Imagine a cena. Um professor seguidor do bolsonarismo discorre sobre as virtudes do regime militar, ao qual chama de Momento Democrático de 64. Bem-falante, o professor dá sua versão aos alunos. Observa que foi com os militares no poder que o Brasil derrotou a inflação, que se ergueram grandes obras, como o Hospital de Clínicas, a Freeway e Itaipu, e diz que as pessoas, apesar do terrorismo de esquerda, viviam mais seguras e felizes. Nenhuma palavra sobre dívida externa, repressão política, censura ou tortura, a qual ele atribuiu a uma invenção da imprensa para macular o regime.
Quem acredita que a sala de aula seja uma franquia do professor para doutrinar crianças e adolescentes deve estar preparado para conviver pacificamente com o mestre imaginário acima, que estaria, segundo uma corrente de pensamento, apenas exercendo seu direito à livre manifestação. Em países onde a educação chegou a outro estágio, recrutar corações e mentes infanto-juvenis para um projeto político seria uma violação ética do educador. No Brasil, na ausência de códigos do gênero, um projeto do deputado federal tucano Izalci Lucas se soma a uma dezena de iniciativas estaduais na defesa da neutralidade ideológica, política e religiosa em colégios públicos, em um movimento conhecido como Escola sem Partido.
Tais projetos só germinam porque, no Brasil do Século 21, ainda se considera natural que agentes do Estado pagos pela sociedade despejem seu próprio menu ideológico, seja ele de esquerda ou de direita, sobre jovens que não têm outra opção a não ser estar ali, diante da autoridade de um professor. No lado desenvolvido do mundo, há uma clara distinção. Facebook e mesa de bar, onde adultos se encontram de forma voluntária, é uma coisa. Já o quadro-negro deve ser imune a partidarizações.
É desejável que escolas formem cidadãos conscientes e responsáveis, mas esse ideal pressupõe que ao estudante devem ser oferecidas diferentes versões de um fato. Sempre que o partido se intromete na lição, mata-se a pluralidade e distorce-se a missão de ensinar a pensar. Um caso rápido: no surto de liberdade que se seguiu ao esfarelamento da União Soviética, entrevistei uma professora de história em uma escola de Moscou. Ela estava atônita. Seus livros ainda apresentavam Marx e Lenin como semideuses da pátria socialista. De um dia para outro, eles já não eram mais heróis e nem URSS existia mais. Só restavam os livros e a confusão mental de professora e alunos que haviam sido manietados pela ideologia.

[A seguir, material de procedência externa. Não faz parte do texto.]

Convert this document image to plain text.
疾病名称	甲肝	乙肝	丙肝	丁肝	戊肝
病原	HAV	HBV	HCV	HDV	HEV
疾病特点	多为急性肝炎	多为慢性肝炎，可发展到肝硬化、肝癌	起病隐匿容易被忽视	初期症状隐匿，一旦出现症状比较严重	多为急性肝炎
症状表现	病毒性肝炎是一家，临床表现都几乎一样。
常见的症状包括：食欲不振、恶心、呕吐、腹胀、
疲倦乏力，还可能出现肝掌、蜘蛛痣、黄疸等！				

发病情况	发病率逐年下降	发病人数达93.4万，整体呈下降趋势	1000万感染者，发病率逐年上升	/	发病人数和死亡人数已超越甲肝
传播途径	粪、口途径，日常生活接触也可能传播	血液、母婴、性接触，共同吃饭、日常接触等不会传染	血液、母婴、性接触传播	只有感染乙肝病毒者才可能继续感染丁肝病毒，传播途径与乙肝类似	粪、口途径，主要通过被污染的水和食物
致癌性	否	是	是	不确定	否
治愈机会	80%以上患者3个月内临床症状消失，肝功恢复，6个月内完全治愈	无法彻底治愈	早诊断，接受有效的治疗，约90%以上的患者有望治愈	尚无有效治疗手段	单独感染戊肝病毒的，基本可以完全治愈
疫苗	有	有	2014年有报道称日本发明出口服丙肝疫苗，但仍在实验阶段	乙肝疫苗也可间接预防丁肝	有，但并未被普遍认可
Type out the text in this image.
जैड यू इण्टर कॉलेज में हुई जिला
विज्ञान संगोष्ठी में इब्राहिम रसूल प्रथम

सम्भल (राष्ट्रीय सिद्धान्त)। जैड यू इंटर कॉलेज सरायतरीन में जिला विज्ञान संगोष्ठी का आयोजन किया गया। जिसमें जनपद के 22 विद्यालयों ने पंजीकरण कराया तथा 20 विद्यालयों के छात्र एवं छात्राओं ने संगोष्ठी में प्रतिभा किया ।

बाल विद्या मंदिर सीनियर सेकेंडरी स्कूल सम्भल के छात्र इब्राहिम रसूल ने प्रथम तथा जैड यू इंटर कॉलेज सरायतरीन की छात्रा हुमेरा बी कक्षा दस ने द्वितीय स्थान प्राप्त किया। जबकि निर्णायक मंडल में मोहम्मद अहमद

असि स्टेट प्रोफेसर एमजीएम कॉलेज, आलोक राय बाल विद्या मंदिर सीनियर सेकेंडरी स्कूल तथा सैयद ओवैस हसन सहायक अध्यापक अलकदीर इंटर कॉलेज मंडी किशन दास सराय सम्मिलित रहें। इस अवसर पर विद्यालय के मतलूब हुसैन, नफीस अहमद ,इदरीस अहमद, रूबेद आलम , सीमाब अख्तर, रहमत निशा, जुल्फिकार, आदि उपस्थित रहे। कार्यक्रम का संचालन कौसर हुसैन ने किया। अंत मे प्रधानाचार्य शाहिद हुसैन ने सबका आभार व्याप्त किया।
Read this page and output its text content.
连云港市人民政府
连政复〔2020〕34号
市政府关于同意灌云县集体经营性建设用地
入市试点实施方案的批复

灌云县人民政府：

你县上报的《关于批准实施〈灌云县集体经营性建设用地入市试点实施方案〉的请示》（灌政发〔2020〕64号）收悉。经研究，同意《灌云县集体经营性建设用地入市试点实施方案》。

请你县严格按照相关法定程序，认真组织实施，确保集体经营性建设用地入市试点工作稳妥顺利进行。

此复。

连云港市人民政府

A história está repleta de episódios de uso do ensino para encabrestar cérebros e escolhas livres. No Estado Novo, estudantes eram instados a tecer loas diárias a Getúlio Vargas. Na antiga Alemanha Oriental, recrutavam-se pioneirinhos de lenço vermelho para se tornarem bons comunistas que dedurassem seus pais. Do Brasil getulista à Cortina de Ferro e até ao extremo atual das madrassas do talibã, a doutrinação na sala de aula sempre serviu de combustível para facções e regimes autoritários e liberticidas em geral.